Wholesale Footwear Segment
Steve Madden Women’s. We design, source and market our Steve Madden brand to major department stores, mid-tier department stores, better specialty stores and independently owned boutiques throughout the United States. The Steve Madden brand has become a leading life-style brand in the fashion conscious marketplace. To serve our customers (primarily women ages 16 to 35), Steve Madden Women’s creates and markets fashion forward footwear designed to appeal to customers seeking exciting, new footwear designs at affordable prices. New products for Steve Madden Women’s are test marketed at Company-owned retail stores. Typically, within a few days, we can determine if the test product appeals to our customers. This enables us to use our flexible sourcing model to rapidly respond to changing trends and customer preferences, which we believe is essential for success in the fashion industry.

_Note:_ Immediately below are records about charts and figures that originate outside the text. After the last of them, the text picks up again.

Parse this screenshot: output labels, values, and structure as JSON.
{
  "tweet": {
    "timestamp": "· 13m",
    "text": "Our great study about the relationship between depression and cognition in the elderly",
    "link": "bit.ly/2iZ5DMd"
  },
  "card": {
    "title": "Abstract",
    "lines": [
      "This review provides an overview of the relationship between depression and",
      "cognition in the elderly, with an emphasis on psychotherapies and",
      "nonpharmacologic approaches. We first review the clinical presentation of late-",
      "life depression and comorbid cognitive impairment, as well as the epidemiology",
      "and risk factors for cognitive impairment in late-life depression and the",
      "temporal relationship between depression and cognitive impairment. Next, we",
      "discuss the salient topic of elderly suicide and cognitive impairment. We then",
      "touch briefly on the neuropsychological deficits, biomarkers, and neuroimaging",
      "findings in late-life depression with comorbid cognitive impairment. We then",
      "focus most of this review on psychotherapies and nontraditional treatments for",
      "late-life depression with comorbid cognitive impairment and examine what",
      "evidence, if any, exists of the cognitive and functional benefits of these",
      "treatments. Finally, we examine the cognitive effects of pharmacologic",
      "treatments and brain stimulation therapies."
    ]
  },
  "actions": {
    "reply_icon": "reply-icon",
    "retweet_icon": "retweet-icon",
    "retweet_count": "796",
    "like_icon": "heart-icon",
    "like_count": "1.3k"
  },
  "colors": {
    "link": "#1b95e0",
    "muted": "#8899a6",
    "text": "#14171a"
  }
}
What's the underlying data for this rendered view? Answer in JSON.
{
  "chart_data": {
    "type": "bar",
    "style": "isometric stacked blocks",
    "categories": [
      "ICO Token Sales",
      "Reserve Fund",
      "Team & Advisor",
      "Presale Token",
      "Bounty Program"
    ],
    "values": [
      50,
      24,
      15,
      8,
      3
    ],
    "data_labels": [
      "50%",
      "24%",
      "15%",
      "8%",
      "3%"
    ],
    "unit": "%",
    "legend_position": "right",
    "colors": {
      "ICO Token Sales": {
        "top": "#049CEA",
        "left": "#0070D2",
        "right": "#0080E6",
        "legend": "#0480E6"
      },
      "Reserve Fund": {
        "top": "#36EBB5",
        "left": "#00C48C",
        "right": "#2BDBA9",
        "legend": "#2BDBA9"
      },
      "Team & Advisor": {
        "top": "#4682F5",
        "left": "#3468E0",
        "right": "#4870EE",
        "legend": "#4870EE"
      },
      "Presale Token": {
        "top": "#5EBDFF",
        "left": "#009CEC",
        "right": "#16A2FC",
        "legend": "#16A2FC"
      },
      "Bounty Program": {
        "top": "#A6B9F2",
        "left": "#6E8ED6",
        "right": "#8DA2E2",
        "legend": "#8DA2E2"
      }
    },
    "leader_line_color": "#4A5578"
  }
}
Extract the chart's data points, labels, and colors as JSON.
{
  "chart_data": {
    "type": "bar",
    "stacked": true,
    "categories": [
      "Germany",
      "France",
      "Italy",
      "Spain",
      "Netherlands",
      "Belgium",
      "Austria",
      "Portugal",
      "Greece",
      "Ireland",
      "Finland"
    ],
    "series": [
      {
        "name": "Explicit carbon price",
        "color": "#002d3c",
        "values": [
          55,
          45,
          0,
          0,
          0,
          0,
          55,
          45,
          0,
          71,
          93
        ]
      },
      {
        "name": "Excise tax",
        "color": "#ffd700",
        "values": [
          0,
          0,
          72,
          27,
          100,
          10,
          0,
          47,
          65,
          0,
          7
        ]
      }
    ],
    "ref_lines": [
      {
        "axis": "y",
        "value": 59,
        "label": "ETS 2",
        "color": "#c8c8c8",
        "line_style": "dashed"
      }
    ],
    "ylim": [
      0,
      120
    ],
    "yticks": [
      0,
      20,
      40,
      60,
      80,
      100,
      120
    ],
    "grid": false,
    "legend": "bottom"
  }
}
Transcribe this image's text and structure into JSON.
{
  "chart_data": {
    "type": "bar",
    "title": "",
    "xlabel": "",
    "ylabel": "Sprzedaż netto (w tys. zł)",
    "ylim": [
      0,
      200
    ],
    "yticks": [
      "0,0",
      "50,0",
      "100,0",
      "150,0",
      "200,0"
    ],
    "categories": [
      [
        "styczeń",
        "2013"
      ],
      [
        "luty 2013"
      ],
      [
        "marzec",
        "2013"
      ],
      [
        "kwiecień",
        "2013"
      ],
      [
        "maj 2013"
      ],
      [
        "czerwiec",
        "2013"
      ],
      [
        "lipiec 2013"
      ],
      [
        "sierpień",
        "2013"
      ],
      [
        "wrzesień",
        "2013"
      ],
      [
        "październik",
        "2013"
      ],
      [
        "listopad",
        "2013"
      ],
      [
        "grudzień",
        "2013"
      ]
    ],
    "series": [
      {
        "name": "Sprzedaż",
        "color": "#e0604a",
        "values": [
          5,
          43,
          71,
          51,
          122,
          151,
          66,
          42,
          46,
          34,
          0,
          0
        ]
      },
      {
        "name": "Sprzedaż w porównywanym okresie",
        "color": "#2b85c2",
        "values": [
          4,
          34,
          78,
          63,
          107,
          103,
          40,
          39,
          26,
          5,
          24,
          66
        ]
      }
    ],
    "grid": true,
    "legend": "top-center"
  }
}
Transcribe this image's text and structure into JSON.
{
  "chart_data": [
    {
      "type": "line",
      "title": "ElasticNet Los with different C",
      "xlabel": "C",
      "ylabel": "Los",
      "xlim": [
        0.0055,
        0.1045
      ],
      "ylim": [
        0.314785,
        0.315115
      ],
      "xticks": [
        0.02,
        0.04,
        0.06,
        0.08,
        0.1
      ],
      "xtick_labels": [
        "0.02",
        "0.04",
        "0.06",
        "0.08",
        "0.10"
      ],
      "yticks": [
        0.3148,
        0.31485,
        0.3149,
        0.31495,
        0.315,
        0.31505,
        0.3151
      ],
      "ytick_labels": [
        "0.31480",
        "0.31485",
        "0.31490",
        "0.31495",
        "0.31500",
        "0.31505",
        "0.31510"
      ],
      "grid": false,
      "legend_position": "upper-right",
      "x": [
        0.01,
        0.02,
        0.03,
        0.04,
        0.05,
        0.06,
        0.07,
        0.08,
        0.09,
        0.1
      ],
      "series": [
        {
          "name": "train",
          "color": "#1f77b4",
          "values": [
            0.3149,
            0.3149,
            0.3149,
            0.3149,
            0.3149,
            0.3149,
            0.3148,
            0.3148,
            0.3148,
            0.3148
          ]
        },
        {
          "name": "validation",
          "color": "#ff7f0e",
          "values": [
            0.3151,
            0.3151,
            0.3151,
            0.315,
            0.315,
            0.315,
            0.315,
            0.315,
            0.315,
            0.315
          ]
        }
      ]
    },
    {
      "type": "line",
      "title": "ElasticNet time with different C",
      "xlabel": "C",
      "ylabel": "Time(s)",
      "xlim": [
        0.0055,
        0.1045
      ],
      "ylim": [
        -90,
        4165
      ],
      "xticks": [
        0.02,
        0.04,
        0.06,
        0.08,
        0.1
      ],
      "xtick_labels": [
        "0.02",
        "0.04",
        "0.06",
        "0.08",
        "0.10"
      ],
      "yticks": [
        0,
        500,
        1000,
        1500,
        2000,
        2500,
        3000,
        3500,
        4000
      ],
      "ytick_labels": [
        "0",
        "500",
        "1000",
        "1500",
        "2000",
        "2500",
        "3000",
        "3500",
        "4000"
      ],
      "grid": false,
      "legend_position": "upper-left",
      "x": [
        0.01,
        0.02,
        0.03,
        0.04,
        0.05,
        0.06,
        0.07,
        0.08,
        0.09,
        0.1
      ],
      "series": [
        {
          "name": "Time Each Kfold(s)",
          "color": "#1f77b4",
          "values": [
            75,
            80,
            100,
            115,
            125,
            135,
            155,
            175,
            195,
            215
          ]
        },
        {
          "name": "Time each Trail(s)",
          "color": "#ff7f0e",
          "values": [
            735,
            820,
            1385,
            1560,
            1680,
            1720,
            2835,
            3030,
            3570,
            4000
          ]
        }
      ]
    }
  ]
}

Madden Girl. We design, source and market a full collection of directional young women’s shoes under the Madden Girl brand. Madden Girl is geared for young women ages 13 to 20, and is an “opening price point” brand currently sold at major department stores, mid-tier retailers and specialty stores.
Steve Madden Men’s. We design, source and market a full collection of directional men’s shoes and fashion forward athletic shoes for men under the Steve Madden brand to major department stores, mid-tier department stores, better specialty stores and independent shoe stores throughout the United States as well as in our retail stores. Price points for Steve Madden Men’s products range from $70 to $100 at retail, targeted at men ages 20 to 40 years old. The division maintains open stock inventory positions in select patterns to serve the replenishment programs of its wholesale customers.
Steven. We design, source and market women’s fashion footwear under the Steven® trademark through major department and better footwear specialty stores throughout the United States as well as in our retail stores. Priced a tier above the Steve Madden brand, Steven products are designed to appeal principally to fashion conscious women, ages 25 to 45, who shop at department stores and footwear boutiques.